STOP10: Xeph Suarez on queer voices in 'Astri and Tambulah'

Director Xeph Suarez’s short film Si Astri maka si Tambulah (Astri and Tambulah) has a somewhat ethereal quality to it, in which characters navigate the barriers placed by village mores, fluttering to their own preferred eventualities without the hysterics typical of family drama. A certain graceful dance with accented arm movements called the Palangay, performed by the lead character Astri at the beginning personifies this delicate treatment of social taboo by Xeph.

Si Astri maka si Tambulah tells the story of a transgender Astri who is in love with Tambulah, a cisgender male, but driven by village (Badjao) traditions to fulfill her duty to marry a girl by her family arrangements.
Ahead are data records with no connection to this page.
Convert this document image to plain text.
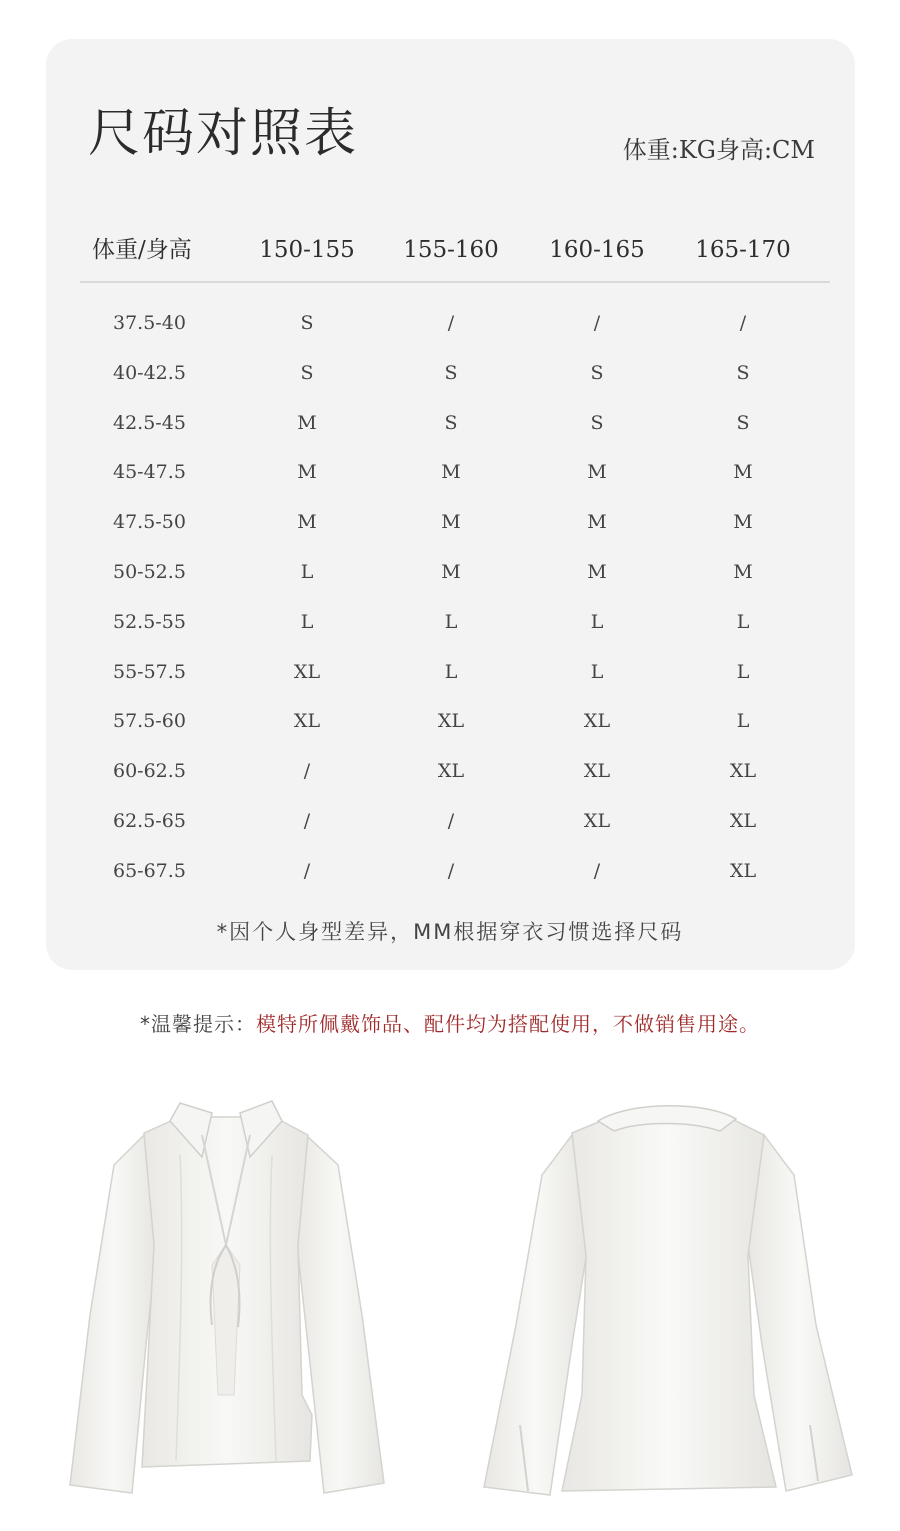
尺码对照表	体重:KG身高:CM
体重/身高	150-155	155-160	160-165	165-170
37.5-40	S	/	/	/
40-42.5	S	S	S	S
42.5-45	M	S	S	S
45-47.5	M	M	M	M
47.5-50	M	M	M	M
50-52.5	L	M	M	M
52.5-55	L	L	L	L
55-57.5	XL	L	L	L
57.5-60	XL	XL	XL	L
60-62.5	/	XL	XL	XL
62.5-65	/	/	XL	XL
65-67.5	/	/	/	XL
*因个人身型差异，MM根据穿衣习惯选择尺码
*温馨提示：模特所佩戴饰品、配件均为搭配使用，不做销售用途。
Adding to the irony is the fact that Astri, who has been earning coins from her Palangay 'busking' with the help of Tambulah on makeshift tin container 'drums', is channeling these earnings towards the wedding dowry, rather reluctantly of course. As the deadline creeps forward and pressure mounts, Tambulah suddenly goes missing. The rest is a clever twist and a closure that straddles peace and helplessness.

While the film serves to highlight a certain struggle, and a real one at that since it is based on the realities of forced marriages of gays and transwomen in Xeph's own native community, it does not veer in the direction of politicising the struggle. There is a certain ''live and let live' undertone about the narrative. Though an oddity, the rest of the villagers are not fighting Astri's androgyny and Astri has company queer company from a group of equally slender friends. Perhaps what we see in the film is just a mirror of the village realities. Or perhaps it is Xeph's light touch on a sensitive topic that has no answers to the many questions it raises. As Astri deals with her surprise at the end and we try to make sense of it, Xeph closes the window on this story through coercing us into a certain hypnosis, from the slithery movements of the Palangay and the enchanting clinking sounds of the accompanying percussions. Life and traditions live on the village.

Si Astri maka si Tambulah had its world premiere at QCinema International Film Festival and has travelled to film festivals such as the 48th Tampere Film Festival, the Cambodia International Film Festival, the Odense Film Festival and many others. Winning Best Director for Shorts at Cinemalaya was perhaps a perfect homecoming for Xeph and the film. Here is our interview with Xeph.

Jeremy(J): Is Astri and Tambulah based on a true story? What inspired the film?
Xeph (X): Astri and Tambulah is based from actual experiences of gays and transwomen in a Badjao community in my hometown, Zamboanga City. I was shooting a documentary in their community when I met Astri and her friends. We talked and from that encounter, I learned about their stories and struggles.
J: LGBT films seem a dime a dozen in the Philippines, what made you want to tell this particular LGBT story?
X: It's a story of the queer experience in a community that is rarely portrayed in the media. I really want to provide new faces in the struggle of the LGBTQ+ community.
J: How many short films have you made? What types of films do you usually like to make? Or what kinds of stories do you like to tell?
X: Astri is my 3rd short film. I like telling stories about my experiences in my hometown. It's mostly about peace and conflict, and gender.
J: You are an alumnus of ASEAN-ROK Film Leaders Incubator (FLY), an annual
filmmaking workshop organized by Busan Film Commission. How has your experiences with international film labs like FLY, helped shape your career?
X: FLY has inspired me to stay in the film industry. FLY has also taught me how to make local stories that I can bring to international platforms.
J: What sort of support or relationships do you build with such film workshops and labs? Do they last long?
X: Workshops and labs are really important because you get to meet new people in the industry who you can collaborate with. Some of the people I've met in workshops have been really helpful in my career.
J: Are you working on developing any feature films at the moment? Mind sharing a little on what it’s about?
X: I'm still brewing concepts and stories but it's really a dream to make a feature about the queer experiences of the tri-people in Southern Philippines.
J: What are some of your favourite Filipino films of all time?
X: They are: Lino Brocka's Maynila sa Kuko ng Liwanang, and queer films like Ang Pagdadalaga ni Maximo Oliveros and Ang Huling Cha-cha ni Anita.